Consideration should be given to the forward and reverse paths in this product lifecycle. Your build process should seek to optimize the training and deployment of versioned models into production environments, but also to enable a clear audit trail, so that for any given model in production, it is possible to follow its journey in reverse so that the impact of incidents in production can be mitigated at minimal cost.
On the forward cycle, there are additional requirements for testing machine learning assets, which should be automated as far as possible. Models are typically decision-making systems that must be subject to bias detection and fairness validation, with specific ethics checks to ensure that the behavior of the model conforms to corporate values.
In some cases, it will be a legal requirement that the model is provable or explainable, such that a retrospective investigation could understand why the model made a given decision. In these cases, it should be expected that the evolutionary lifecycle of the model will include the need to be able to back-track through the training process from an incident in production, triggering retraining and regression testing to ensure that mistakes are corrected in subsequent releases.
Models also require security and privacy evaluation prior to release. This should take the form of adversarial testing where the model is subjected to manipulated input data with the intent of forcing a predictable decision or revealing personally identifiable training data in the output. Note that there is always a trade-off between explainability and privacy in machine learning applications, so this class of testing is extremely important.

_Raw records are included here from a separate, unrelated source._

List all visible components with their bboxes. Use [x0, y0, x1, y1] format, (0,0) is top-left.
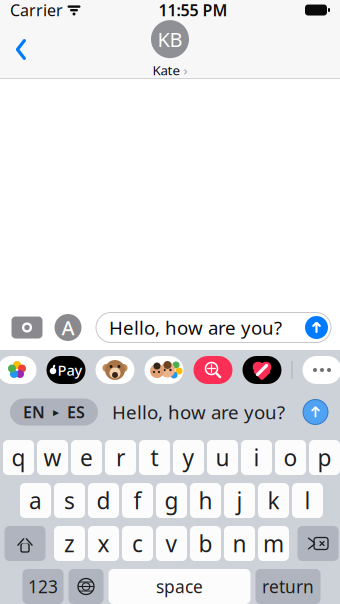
button[interactable]: 123 [22, 569, 64, 604]
staticText: t [150, 442, 158, 472]
button[interactable]: b [190, 526, 221, 561]
staticText: 123 [28, 575, 58, 598]
staticText: e [80, 442, 93, 472]
staticText: EN [23, 401, 45, 423]
staticText: x [98, 528, 110, 558]
staticText: a [29, 485, 42, 516]
staticText: z [64, 528, 75, 558]
button[interactable]: x [88, 526, 119, 561]
staticText: m [263, 528, 284, 558]
staticText: d [96, 485, 110, 516]
button[interactable]: k [258, 483, 289, 518]
button[interactable]: q [3, 440, 34, 475]
staticText: s [64, 485, 75, 516]
button[interactable]: t [139, 440, 170, 475]
button[interactable]: j [224, 483, 255, 518]
button[interactable]: i [241, 440, 272, 475]
staticText: Carrier [10, 0, 63, 21]
staticText: k [268, 485, 280, 516]
button[interactable]: a [20, 483, 51, 518]
button[interactable]: Shift [4, 526, 46, 561]
staticText: c [132, 528, 143, 558]
button[interactable]: Camera [9, 312, 45, 342]
button[interactable]: r [105, 440, 136, 475]
button[interactable]: Send translation [300, 396, 331, 428]
staticText: l [304, 485, 310, 516]
staticText: j [236, 485, 242, 516]
button[interactable]: Next keyboard [68, 569, 104, 604]
button[interactable]: p [309, 440, 340, 475]
staticText: KB [158, 26, 182, 52]
button[interactable]: c [122, 526, 153, 561]
button[interactable]: m [258, 526, 289, 561]
staticText: return [262, 575, 314, 598]
staticText: v [166, 528, 178, 558]
staticText: b [198, 528, 212, 558]
button[interactable]: Send [302, 313, 331, 342]
button[interactable]: KB [135, 18, 205, 81]
button[interactable]: Digital Touch [242, 356, 282, 384]
button[interactable]: EN [10, 398, 98, 426]
staticText: Kate [152, 61, 180, 79]
button[interactable]: Photos [0, 356, 36, 384]
staticText: A [62, 314, 74, 341]
button[interactable]: Apple Pay [46, 356, 86, 384]
button[interactable]: n [224, 526, 255, 561]
button[interactable]: f [122, 483, 153, 518]
button[interactable]: v [156, 526, 187, 561]
button[interactable]: space [108, 569, 250, 604]
staticText: Hello, how are you? [112, 400, 285, 424]
staticText: g [164, 485, 178, 516]
button[interactable]: z [54, 526, 85, 561]
button[interactable]: l [292, 483, 323, 518]
button[interactable]: return [256, 569, 320, 604]
staticText: h [198, 485, 212, 516]
button[interactable]: w [37, 440, 68, 475]
staticText: u [216, 442, 230, 472]
staticText: p [318, 442, 332, 472]
staticText: w [44, 442, 62, 472]
button[interactable]: y [173, 440, 204, 475]
button[interactable]: h [190, 483, 221, 518]
staticText: ES [67, 401, 85, 423]
button[interactable]: Images [194, 356, 232, 384]
button[interactable]: s [54, 483, 85, 518]
staticText: i [254, 442, 260, 472]
staticText: f [134, 485, 142, 516]
staticText: r [116, 442, 125, 472]
button[interactable]: Back [4, 26, 38, 72]
staticText: 11:55 PM [158, 0, 228, 21]
button[interactable]: o [275, 440, 306, 475]
staticText: o [284, 442, 298, 472]
staticText: y [182, 442, 194, 472]
button[interactable]: u [207, 440, 238, 475]
button[interactable]: e [71, 440, 102, 475]
button[interactable]: App Store [51, 312, 85, 342]
button[interactable]: Delete [298, 526, 338, 561]
button[interactable]: g [156, 483, 187, 518]
button[interactable]: d [88, 483, 119, 518]
staticText: q [12, 442, 26, 472]
button[interactable]: Memoji Stickers [144, 356, 184, 384]
button[interactable]: More [302, 356, 340, 384]
staticText: Hello, how are you? [109, 315, 282, 340]
button[interactable]: Animoji [96, 356, 134, 384]
staticText: Pay [58, 360, 82, 380]
staticText: space [156, 575, 203, 598]
staticText: ▸ [53, 405, 59, 419]
staticText: n [232, 528, 246, 558]
staticText: › [184, 61, 188, 79]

The build system must be able to appropriately manage the synchronization of release of models and the conventional services that consume them, in production. There is always a problem of coupling between model instances and the services that host and consume inference operations. It should be expected that multiple versions of a given model may be deployed in parallel, in production, so all associated services must be versioned and managed appropriately.
Note that in some geographic regions, it is possible for customers to withdraw the right to use data that may comprise part of the training set for production models. This can trigger the need to flush this data from your training set, and to retrain and redeploy any models that have previously consumed this data. If you cannot do this automatically, there is a risk that this may be used as a denial of service attack vector upon your business, forcing you into cycles of expensive manual retraining and redeployment or exposing you to litigation for violations of privacy legislation.